This is the first time that I have been back to Paradise in the Vault this year and the brothel which faces the venue has been since turned into a youth hostel. It is hard not to picture desperate-looking men bursting into the backpackers’ rooms in the dead of night, and a whole world of misunderstandings and recriminations.
“The Noctambulist,” a play which also features nocturnal adventures, is written by Joe Skelton and it has arrived from Durham University. It seems very fresh and original, but there is a definite familiarity beneath it all. “The Noctambulist” is one of several plays that I have seen over recent years which somehow gives the sense of horseplay during a funeral. These plays are often produced by students, although Ella Hickson’s “Boys” is a model specimen from the mainstream. There is always lots of good, playful messing about, but this cannot compete with the sadness. The funeral is that of a generation of students who are over-educated and underemployed, consigned to a future of cuts and shortages.

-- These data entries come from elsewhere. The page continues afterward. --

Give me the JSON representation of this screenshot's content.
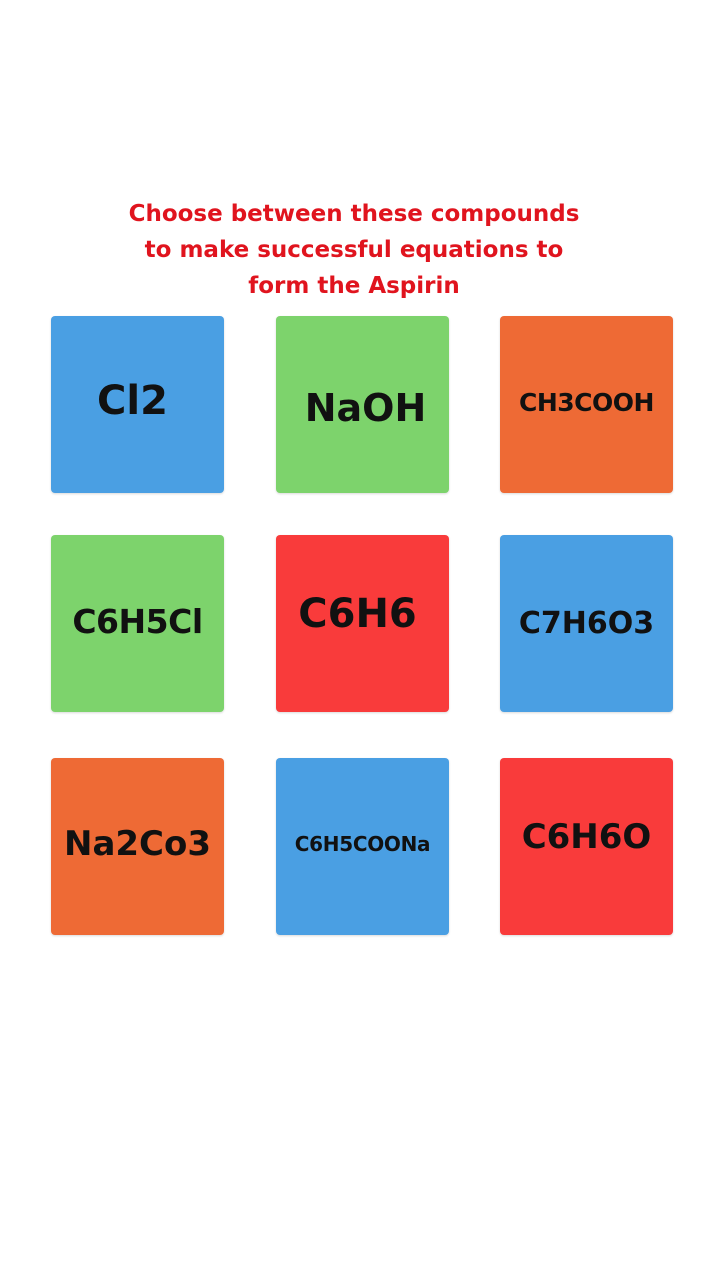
{
  "instructions": {
    "line1": "Choose between these compounds",
    "line2": "to make successful equations to",
    "line3": "form the Aspirin",
    "color": "#e0141e"
  },
  "colors": {
    "blue": "#4a9fe3",
    "green": "#7dd36c",
    "orange": "#ee6a35",
    "red": "#f93b3b"
  },
  "tiles": [
    {
      "label": "Cl2",
      "color": "blue"
    },
    {
      "label": "NaOH",
      "color": "green"
    },
    {
      "label": "CH3COOH",
      "color": "orange"
    },
    {
      "label": "C6H5Cl",
      "color": "green"
    },
    {
      "label": "C6H6",
      "color": "red"
    },
    {
      "label": "C7H6O3",
      "color": "blue"
    },
    {
      "label": "Na2Co3",
      "color": "orange"
    },
    {
      "label": "C6H5COONa",
      "color": "blue"
    },
    {
      "label": "C6H6O",
      "color": "red"
    }
  ]
}
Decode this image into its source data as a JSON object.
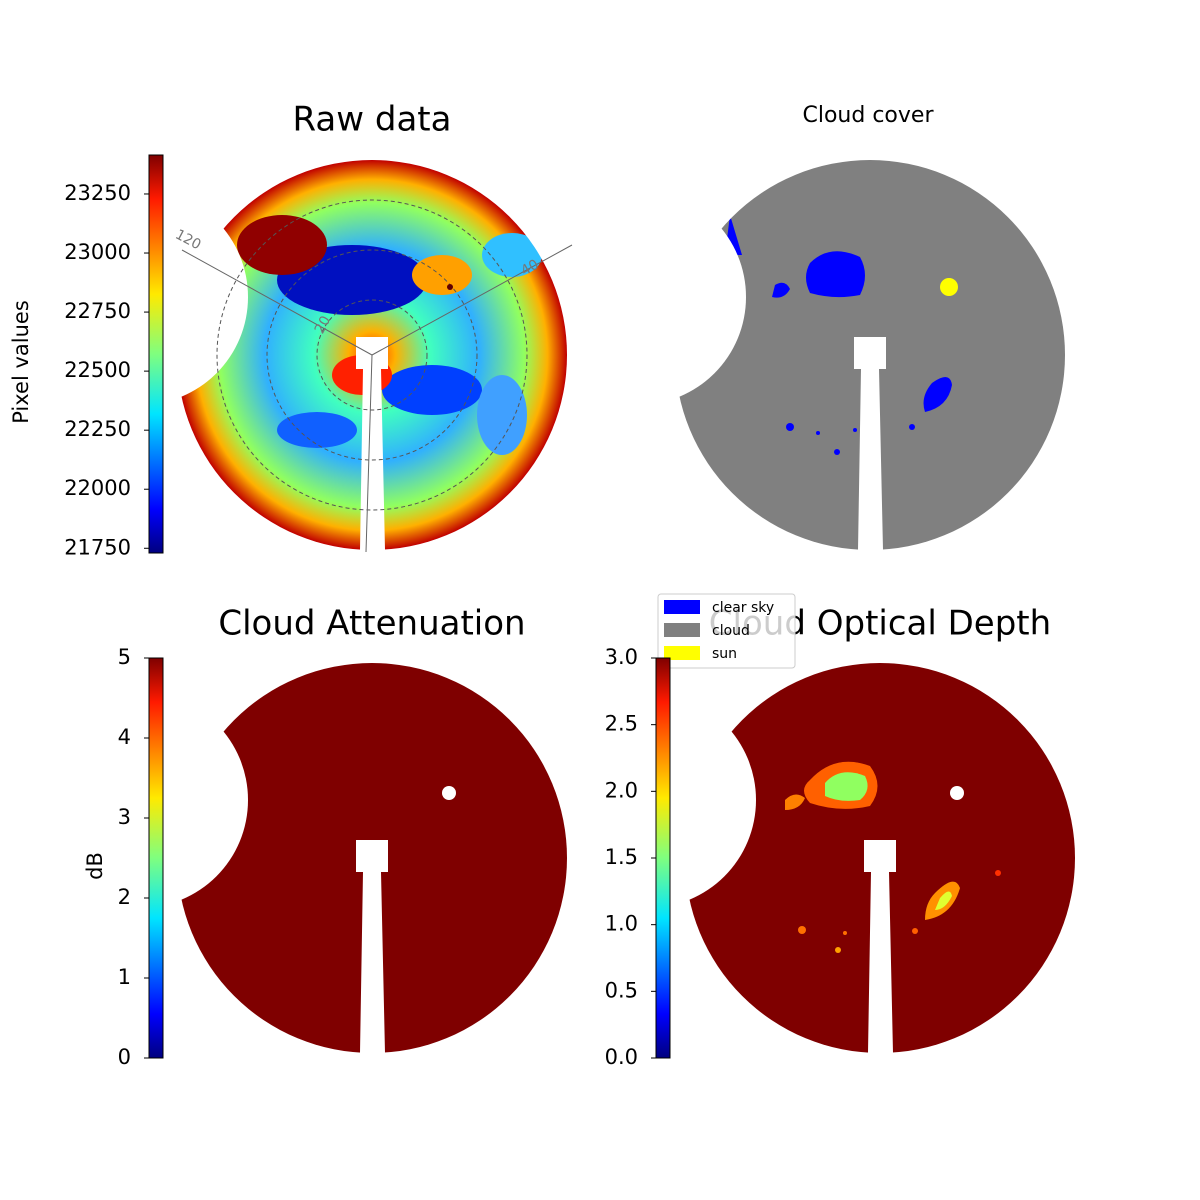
{
  "chart_data": [
    {
      "type": "image",
      "title": "Raw data",
      "colormap": "jet",
      "colorbar": {
        "label": "Pixel values",
        "lim": [
          21730,
          23415
        ],
        "ticks": [
          21750,
          22000,
          22250,
          22500,
          22750,
          23000,
          23250
        ]
      },
      "annotations": [
        "120",
        "20",
        "40"
      ]
    },
    {
      "type": "image",
      "title": "Cloud cover",
      "legend": {
        "labels": [
          "clear sky",
          "cloud",
          "sun"
        ],
        "colors": [
          "#0000ff",
          "#808080",
          "#ffff00"
        ]
      }
    },
    {
      "type": "image",
      "title": "Cloud Attenuation",
      "colormap": "jet",
      "colorbar": {
        "label": "dB",
        "lim": [
          0,
          5
        ],
        "ticks": [
          0,
          1,
          2,
          3,
          4,
          5
        ]
      }
    },
    {
      "type": "image",
      "title": "Cloud Optical Depth",
      "colormap": "jet",
      "colorbar": {
        "lim": [
          0,
          3
        ],
        "ticks": [
          {
            "value": 0,
            "label": "0.0"
          },
          0.5,
          {
            "value": 1,
            "label": "1.0"
          },
          1.5,
          {
            "value": 2,
            "label": "2.0"
          },
          2.5,
          {
            "value": 3,
            "label": "3.0"
          }
        ]
      }
    }
  ]
}
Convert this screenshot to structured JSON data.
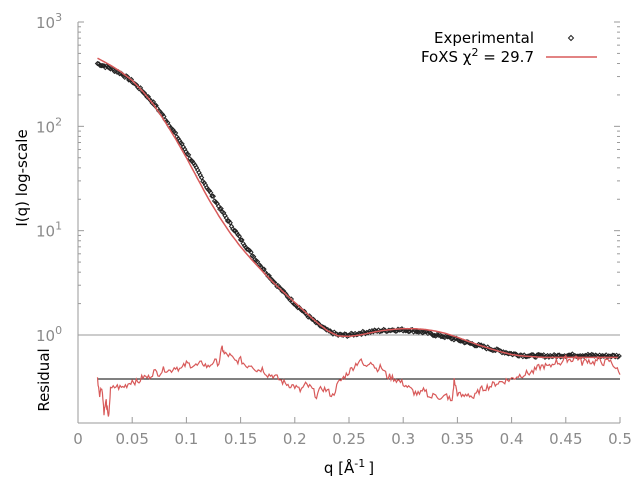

The strength of “The Noctambulist” is that this interpretation has been placed within easy reach but that we are still allowed to reject it. Alexander Drury plays Albert, a layabout who doesn’t want to sign on to Jobseeker’s Allowance and be packed off to work. With no place of his own, he is staying with his old friend Bryan (Theo Harrison) and Bryan’s girlfriend Sarah (Lily Morgan). Albert is supposedly designing a graphic novel, whilst his flatmates are slaving away at more prosaic jobs to put food on the table. Sarah periodically makes bloodcurdling and sometimes quite convincing threats to kick him out. The question for us is whether Albert has been unfairly left behind by a careless society, or whether he should take responsibility for himself.
The building blocks of this play might not be made of concrete. We might wonder why Albert has only one friend and no family; or why somebody as canny as Sarah ever okayed him to stay in her home. Yet once we are in the surface of this play, the observational writing is first-rate. Although the classic flatsharing disaster is a story that you hear at every student party, Skelton brings us a truly magnificent example.
Albert is oblivious to the daily awkwardness of living in somebody else’s love nest. There is nonetheless an implication that Bryan is only using Albert to try to preserve a side of his own personality which will have to be ultimately destroyed if he is going to be in a relationship. When discussing Albert’s sleepwalking, he hits on the metaphor of the whale, which has (he says) two completely separate minds. Bryan may like to have sly fun when he is chuckling over his breakfast cereal, but he has traded the remaining 99% of his life and freedom, or a whale of a time, for his girlfriend. The play is misogynistic in this rather wistful way – Sarah, the serious woman, is undoubtedly right, but if only she was not so.
Another thing to comment on is a very fine, somewhat itchy horror element which is sustained throughout the play. The reports of Albert’s sleepwalking and a tall tale about his encounter with a druid add a mild air of mystery, which is at times nicely chilling.
The play would have been much more difficult for us if Albert had been conventionally inadequate or slobbish, so that we were repulsed by his character. Drury’s Albert is recognisably infuriating, but he is also charming and likeable. He smiles with immense satisfaction every time he blinks, or gapes in mocking stupefaction with his mouth hanging open. He is as restless as a chimpanzee and he invariably ends up capering around the stage, with his rolling chimp walk. There is essentially no harm in him and by the end of the story we may still indulge some idea of his artistic genius. If only he was capable of organising it, this play would have a happy ending.